“MuZero: Mastering Atari, Go, Chess and Shogi by Planning With a Learned Model”, Julian Schrittwieser, Ioannis Antonoglou, Thomas Hubert, Karen Simonyan, Laurent Sifre, Simon Schmitt, Arthur Guez, Edward Lockhart, Demis Hassabis, Thore Graepel, Timothy Lillicrap, David Silver2019-11-19 (, , , ; similar)⁠:

Constructing agents with planning capabilities has long been one of the main challenges in the pursuit of artificial intelligence. Tree-based planning methods have enjoyed huge success in challenging domains, such as chess and Go, where a perfect simulator is available. However, in real-world problems the dynamics governing the environment are often complex and unknown.

In this work we present the MuZero algorithm which, by combining a tree-based search with a learned model, achieves superhuman performance in a range of challenging and visually complex domains, without any knowledge of their underlying dynamics. MuZero learns a model that, when applied iteratively, predicts the quantities most directly relevant to planning: the reward, the action-selection policy, and the value function.

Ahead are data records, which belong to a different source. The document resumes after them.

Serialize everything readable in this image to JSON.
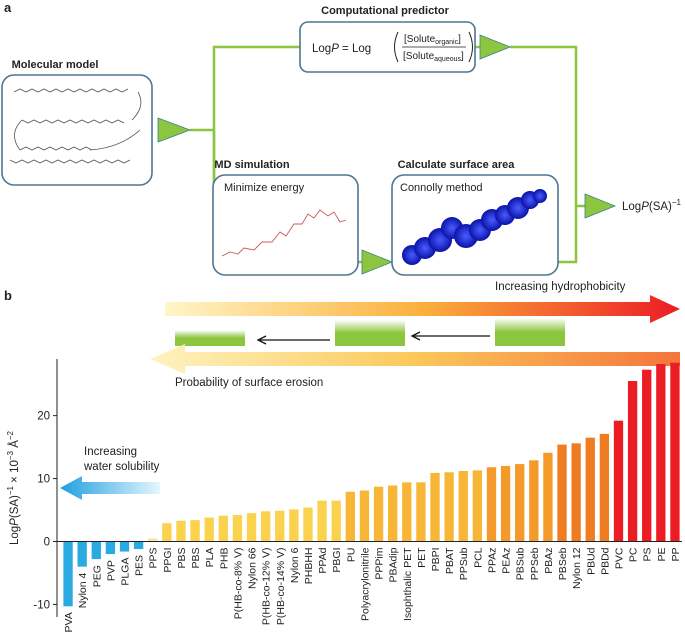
{
  "panel_a": {
    "label": "a",
    "predictor_title": "Computational predictor",
    "formula": [
      "Log",
      "P",
      " = Log",
      "[Solute",
      "organic",
      "]",
      "[Solute",
      "aqueous",
      "]"
    ],
    "model_title": "Molecular model",
    "md_title": "MD simulation",
    "md_step": "Minimize energy",
    "area_title": "Calculate surface area",
    "area_step": "Connolly method",
    "output": [
      "Log",
      "P",
      "(SA)",
      "−1"
    ]
  },
  "chart_data": {
    "type": "bar",
    "panel_label": "b",
    "y_label": [
      "Log",
      "P",
      "(SA)",
      "−1",
      " × 10",
      "−3",
      " Å",
      "−2"
    ],
    "annotations": [
      "Increasing hydrophobicity",
      "Probability of surface erosion",
      "Increasing",
      "water solubility"
    ],
    "categories": [
      "PVA",
      "Nylon 4",
      "PEG",
      "PVP",
      "PLGA",
      "PES",
      "PPS",
      "PPGI",
      "PBS",
      "PBS",
      "PLA",
      "PHB",
      "P(HB-co-8% V)",
      "Nylon 66",
      "P(HB-co-12% V)",
      "P(HB-co-14% V)",
      "Nylon 6",
      "PHBHH",
      "PPAd",
      "PBGI",
      "PU",
      "Polyacrylonitrile",
      "PPPim",
      "PBAdip",
      "Isophthalic PET",
      "PET",
      "PBPI",
      "PBAT",
      "PPSub",
      "PCL",
      "PPAz",
      "PEAz",
      "PBSub",
      "PPSeb",
      "PBAz",
      "PBSeb",
      "Nylon 12",
      "PBUd",
      "PBDd",
      "PVC",
      "PC",
      "PS",
      "PE",
      "PP"
    ],
    "values": [
      -10.3,
      -4,
      -2.8,
      -2,
      -1.6,
      -1.2,
      0.5,
      2.9,
      3.3,
      3.4,
      3.8,
      4.1,
      4.2,
      4.5,
      4.8,
      4.9,
      5.1,
      5.4,
      6.5,
      6.5,
      7.9,
      8.1,
      8.7,
      8.9,
      9.4,
      9.4,
      10.9,
      11,
      11.2,
      11.3,
      11.8,
      12,
      12.3,
      12.9,
      14.1,
      15.4,
      15.6,
      16.5,
      17.1,
      19.2,
      25.5,
      27.3,
      28.2,
      28.4
    ],
    "colors": [
      "#29abe2",
      "#29abe2",
      "#29abe2",
      "#29abe2",
      "#29abe2",
      "#29abe2",
      "#fbe7a1",
      "#fad24e",
      "#fad24e",
      "#fad24e",
      "#fad24e",
      "#fad24e",
      "#fad24e",
      "#fad24e",
      "#fad24e",
      "#fad24e",
      "#fad24e",
      "#fad24e",
      "#fad24e",
      "#fad24e",
      "#f8b637",
      "#f8b637",
      "#f8b637",
      "#f8b637",
      "#f8b637",
      "#f8b637",
      "#f8b637",
      "#f8b637",
      "#f8b637",
      "#f8b637",
      "#f49a2a",
      "#f49a2a",
      "#f49a2a",
      "#f49a2a",
      "#f49a2a",
      "#f07c22",
      "#f07c22",
      "#f07c22",
      "#f07c22",
      "#ec1c24",
      "#ec1c24",
      "#ec1c24",
      "#ec1c24",
      "#ec1c24"
    ],
    "ylim": [
      -12,
      29
    ],
    "yticks": [
      -10,
      0,
      10,
      20
    ]
  }
}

When evaluated on 57 different Atari games—the canonical video game environment for testing AI techniques, in which model-based planning approaches have historically struggled—our new algorithm achieved a new state-of-the-art. When evaluated on Go, chess and shogi, without any knowledge of the game rules, MuZero matched the superhuman performance of the AlphaZero algorithm that was supplied with the game rules.